C'est une travailleuse infatigable, aux chapelets de péchés longs
comme le bras, qui tire sa magie dans le feu ardent du verbe. Tous les
jours à la mine « Memory », elle sue en dévastant les circonvolutions de
nos cervelles à grands coups de langue.
C'est une rêverie qui
n'a pas peur des manches de pioche. Elle creuse, elle fouille, elle
puise, elle arrache des tréfonds la substantifique moelle dans l'encrier
de lumière de celui qui brille par son absence.
Elle trace des
sillons. Des arbres, des blés, des coquelicots graciles, des ronces et
des poireaux derrière son labour s'épanouissent en étoiles filantes...
Elle épuise des filons : ici une veine d'océan coincée entre deux
granits grumeleux. De fil en aiguille, la tempête et ses gifles d'écume
nous poussent par le fond.
Par là, une mince et goûteuse allusion
de vallée aux eaux claires qui s'effilochent. Elle nous tricote des
méandres cotonneux, des petits bois ombragés et des rochers roulés de
bouillons truiteux.
Elle raconte en écoutant : ce que je dis...
Pourquoi je le dis ... Ce que ça lui dit... Ce que je voudrais qu'ils
se disent... Ce qu'il faut qu'elle se dise... Ce que ça ne dira surtout
pas j'espère... Ce que je ne sais pas que je dis, mais que j'assume par
bravade rimbaldienne... Ce que je dirais peut-être si sa tête se penche
un peu à gauche, lorsque l'hirondelle de son aile virgule déflorera
l'onde neurasthénique de l'écluse de ce grand canal oublié derrière la
digue envahie pas les clématites mélancoliques au parfum de vieux rails
rouillés, où les baisers perdus tapinent pour les maquereaux papillons
de notre enfance...
Ce qu'elle a dit, ce qu'elle a voulu dire, ce qu'elle ne voulait pas dire, ce que j'aimerais qu'elle ait dit...

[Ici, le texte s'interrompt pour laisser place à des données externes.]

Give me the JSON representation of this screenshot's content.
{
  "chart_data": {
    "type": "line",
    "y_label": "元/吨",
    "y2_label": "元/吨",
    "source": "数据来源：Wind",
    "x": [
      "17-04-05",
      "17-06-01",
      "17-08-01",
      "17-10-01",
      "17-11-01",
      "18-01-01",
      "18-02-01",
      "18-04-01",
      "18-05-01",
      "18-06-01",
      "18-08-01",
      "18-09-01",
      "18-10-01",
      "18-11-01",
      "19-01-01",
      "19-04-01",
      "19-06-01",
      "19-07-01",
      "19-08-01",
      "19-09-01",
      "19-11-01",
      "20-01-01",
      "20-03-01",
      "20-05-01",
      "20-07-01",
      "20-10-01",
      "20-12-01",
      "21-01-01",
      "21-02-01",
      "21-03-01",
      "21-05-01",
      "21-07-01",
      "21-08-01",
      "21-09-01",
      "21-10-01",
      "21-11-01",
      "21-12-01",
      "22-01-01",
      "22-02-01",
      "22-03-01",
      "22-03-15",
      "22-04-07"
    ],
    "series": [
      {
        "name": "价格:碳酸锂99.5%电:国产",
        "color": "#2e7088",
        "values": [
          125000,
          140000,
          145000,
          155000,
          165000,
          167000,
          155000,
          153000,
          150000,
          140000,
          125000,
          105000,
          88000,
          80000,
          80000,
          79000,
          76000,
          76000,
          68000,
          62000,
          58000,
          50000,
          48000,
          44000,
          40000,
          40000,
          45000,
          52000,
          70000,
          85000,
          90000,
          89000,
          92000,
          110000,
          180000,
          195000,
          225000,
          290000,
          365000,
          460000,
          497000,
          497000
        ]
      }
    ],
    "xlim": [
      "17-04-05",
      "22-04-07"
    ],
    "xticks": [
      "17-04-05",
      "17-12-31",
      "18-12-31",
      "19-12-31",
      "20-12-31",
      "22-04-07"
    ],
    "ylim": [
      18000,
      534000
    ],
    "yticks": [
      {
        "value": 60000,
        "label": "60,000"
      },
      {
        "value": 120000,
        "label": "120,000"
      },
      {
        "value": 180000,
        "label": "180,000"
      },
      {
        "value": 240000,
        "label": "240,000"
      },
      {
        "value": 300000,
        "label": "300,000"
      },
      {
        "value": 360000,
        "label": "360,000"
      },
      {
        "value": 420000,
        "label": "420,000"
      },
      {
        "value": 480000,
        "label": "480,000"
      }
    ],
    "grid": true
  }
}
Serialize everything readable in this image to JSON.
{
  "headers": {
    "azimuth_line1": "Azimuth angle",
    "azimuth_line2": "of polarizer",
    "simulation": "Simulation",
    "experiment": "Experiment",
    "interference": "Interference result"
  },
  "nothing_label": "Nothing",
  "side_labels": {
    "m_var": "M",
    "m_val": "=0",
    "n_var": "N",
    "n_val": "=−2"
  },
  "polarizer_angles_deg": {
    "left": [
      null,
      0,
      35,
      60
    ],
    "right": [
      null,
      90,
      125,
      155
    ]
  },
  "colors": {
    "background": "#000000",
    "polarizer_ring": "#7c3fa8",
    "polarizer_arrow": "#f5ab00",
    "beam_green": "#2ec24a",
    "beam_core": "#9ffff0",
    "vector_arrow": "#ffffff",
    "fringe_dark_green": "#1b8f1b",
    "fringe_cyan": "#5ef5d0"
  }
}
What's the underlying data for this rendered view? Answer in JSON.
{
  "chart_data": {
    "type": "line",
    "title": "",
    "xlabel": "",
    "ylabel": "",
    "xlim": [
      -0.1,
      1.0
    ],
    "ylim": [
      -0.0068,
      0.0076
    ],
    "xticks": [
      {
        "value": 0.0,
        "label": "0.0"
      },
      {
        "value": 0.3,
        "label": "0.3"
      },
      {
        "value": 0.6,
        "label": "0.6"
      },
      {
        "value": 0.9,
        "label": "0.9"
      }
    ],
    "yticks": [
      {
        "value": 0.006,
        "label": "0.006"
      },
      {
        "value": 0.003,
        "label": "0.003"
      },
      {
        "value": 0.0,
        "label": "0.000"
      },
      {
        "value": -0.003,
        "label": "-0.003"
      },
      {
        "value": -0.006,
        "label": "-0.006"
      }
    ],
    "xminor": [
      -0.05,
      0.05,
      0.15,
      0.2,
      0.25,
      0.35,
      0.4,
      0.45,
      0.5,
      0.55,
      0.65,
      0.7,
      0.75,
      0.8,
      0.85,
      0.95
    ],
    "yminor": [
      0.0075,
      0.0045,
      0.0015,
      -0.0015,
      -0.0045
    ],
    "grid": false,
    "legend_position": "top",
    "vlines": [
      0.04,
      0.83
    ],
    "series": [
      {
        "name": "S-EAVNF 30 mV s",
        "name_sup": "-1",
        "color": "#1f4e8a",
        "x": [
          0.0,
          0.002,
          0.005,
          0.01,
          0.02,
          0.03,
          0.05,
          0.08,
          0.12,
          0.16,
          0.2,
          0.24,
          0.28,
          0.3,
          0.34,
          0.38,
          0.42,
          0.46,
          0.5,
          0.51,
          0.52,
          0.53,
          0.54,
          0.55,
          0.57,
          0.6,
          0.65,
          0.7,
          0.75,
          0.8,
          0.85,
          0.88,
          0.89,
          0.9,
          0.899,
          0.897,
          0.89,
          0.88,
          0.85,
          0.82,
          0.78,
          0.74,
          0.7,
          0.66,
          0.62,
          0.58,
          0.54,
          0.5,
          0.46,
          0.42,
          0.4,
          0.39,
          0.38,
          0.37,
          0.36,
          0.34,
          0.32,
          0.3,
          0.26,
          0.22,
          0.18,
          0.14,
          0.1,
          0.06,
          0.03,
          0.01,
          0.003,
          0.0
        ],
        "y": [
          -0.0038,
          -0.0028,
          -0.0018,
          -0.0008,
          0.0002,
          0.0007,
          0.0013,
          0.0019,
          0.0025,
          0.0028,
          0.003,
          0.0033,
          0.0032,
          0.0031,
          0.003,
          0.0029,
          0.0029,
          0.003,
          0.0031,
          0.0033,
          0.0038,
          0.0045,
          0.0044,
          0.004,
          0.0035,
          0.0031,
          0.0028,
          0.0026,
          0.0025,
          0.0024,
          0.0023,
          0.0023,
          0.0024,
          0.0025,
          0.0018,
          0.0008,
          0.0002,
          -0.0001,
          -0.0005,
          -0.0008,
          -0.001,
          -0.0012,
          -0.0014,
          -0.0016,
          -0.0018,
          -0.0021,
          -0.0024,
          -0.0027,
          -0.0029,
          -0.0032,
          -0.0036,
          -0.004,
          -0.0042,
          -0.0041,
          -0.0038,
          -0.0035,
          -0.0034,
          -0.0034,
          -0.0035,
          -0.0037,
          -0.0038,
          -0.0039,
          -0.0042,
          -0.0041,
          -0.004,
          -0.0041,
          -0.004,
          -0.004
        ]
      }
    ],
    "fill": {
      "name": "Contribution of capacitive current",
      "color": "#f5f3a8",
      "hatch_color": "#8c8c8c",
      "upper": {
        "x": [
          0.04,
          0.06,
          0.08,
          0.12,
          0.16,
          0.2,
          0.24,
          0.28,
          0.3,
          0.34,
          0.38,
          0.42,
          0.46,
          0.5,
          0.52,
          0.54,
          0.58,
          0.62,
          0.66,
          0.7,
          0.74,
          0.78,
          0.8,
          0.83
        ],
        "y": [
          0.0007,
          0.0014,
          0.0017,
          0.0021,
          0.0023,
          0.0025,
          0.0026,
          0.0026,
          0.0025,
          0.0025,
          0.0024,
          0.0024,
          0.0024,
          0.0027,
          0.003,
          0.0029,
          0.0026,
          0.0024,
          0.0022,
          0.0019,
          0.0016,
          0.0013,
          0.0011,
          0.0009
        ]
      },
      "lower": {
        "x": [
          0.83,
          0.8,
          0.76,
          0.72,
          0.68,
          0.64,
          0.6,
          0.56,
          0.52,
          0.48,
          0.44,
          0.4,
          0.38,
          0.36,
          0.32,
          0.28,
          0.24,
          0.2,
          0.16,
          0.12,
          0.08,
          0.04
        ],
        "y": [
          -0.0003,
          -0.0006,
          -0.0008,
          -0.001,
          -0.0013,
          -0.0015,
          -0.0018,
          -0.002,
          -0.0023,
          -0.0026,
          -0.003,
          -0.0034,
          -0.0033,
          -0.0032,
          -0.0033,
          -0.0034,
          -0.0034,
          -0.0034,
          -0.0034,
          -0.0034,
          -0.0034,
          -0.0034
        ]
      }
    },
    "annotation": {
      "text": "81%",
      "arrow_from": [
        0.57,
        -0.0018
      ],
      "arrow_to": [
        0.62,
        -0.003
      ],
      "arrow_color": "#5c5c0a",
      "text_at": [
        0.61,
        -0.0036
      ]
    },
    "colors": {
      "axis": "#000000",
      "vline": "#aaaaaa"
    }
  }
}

Le temps arrosera le poison multicolore de ses émanations. On pense le
creux de la vague derrière soi, on relâche son attention et l'arc en
ciel féerique de sa réalité, vous passe dans tout l'épiderme. Le frisson
est à la hauteur d'une nuit tout seul dans les bois, lorsque le docteur
Moreau lâche ses créatures pour réguler les populations de ces singes
maladifs que l'on appelle les hommes.
Elle soigne, elle maudit,
elle flatte, elle détruit, elle raconte , elle construit, elle ouvre le
poème comme un accordéon et le fait hurler à la lune.
Il faut
nous arracher la langue ou alors on va s'en servir. On va tout leur
dire. Pour le meilleur et pour le pire. Dire l’inénarrable, l'outré,
l'indicible, les secrets les plus étranges, les mensonges les plus
véridiques, les vérités les plus incroyables.
Elle nous met les
mots en bouche comme autant de boulets de canon, de baisers fleuris et
les mots tu vois, une fois bien mastiqués, bien sucés, bien léchés,
c'est de la mitraille...
Je fais le malin, je la prends parfois.
A la mine comme au bureau, ogre suave et désinvolte, je la mets en
abîme, paréidolie sémantique et non-sens sensuel sens dessus dessous.Je
la déguste comme un artichaut à la vinaigrette et je te l'écris.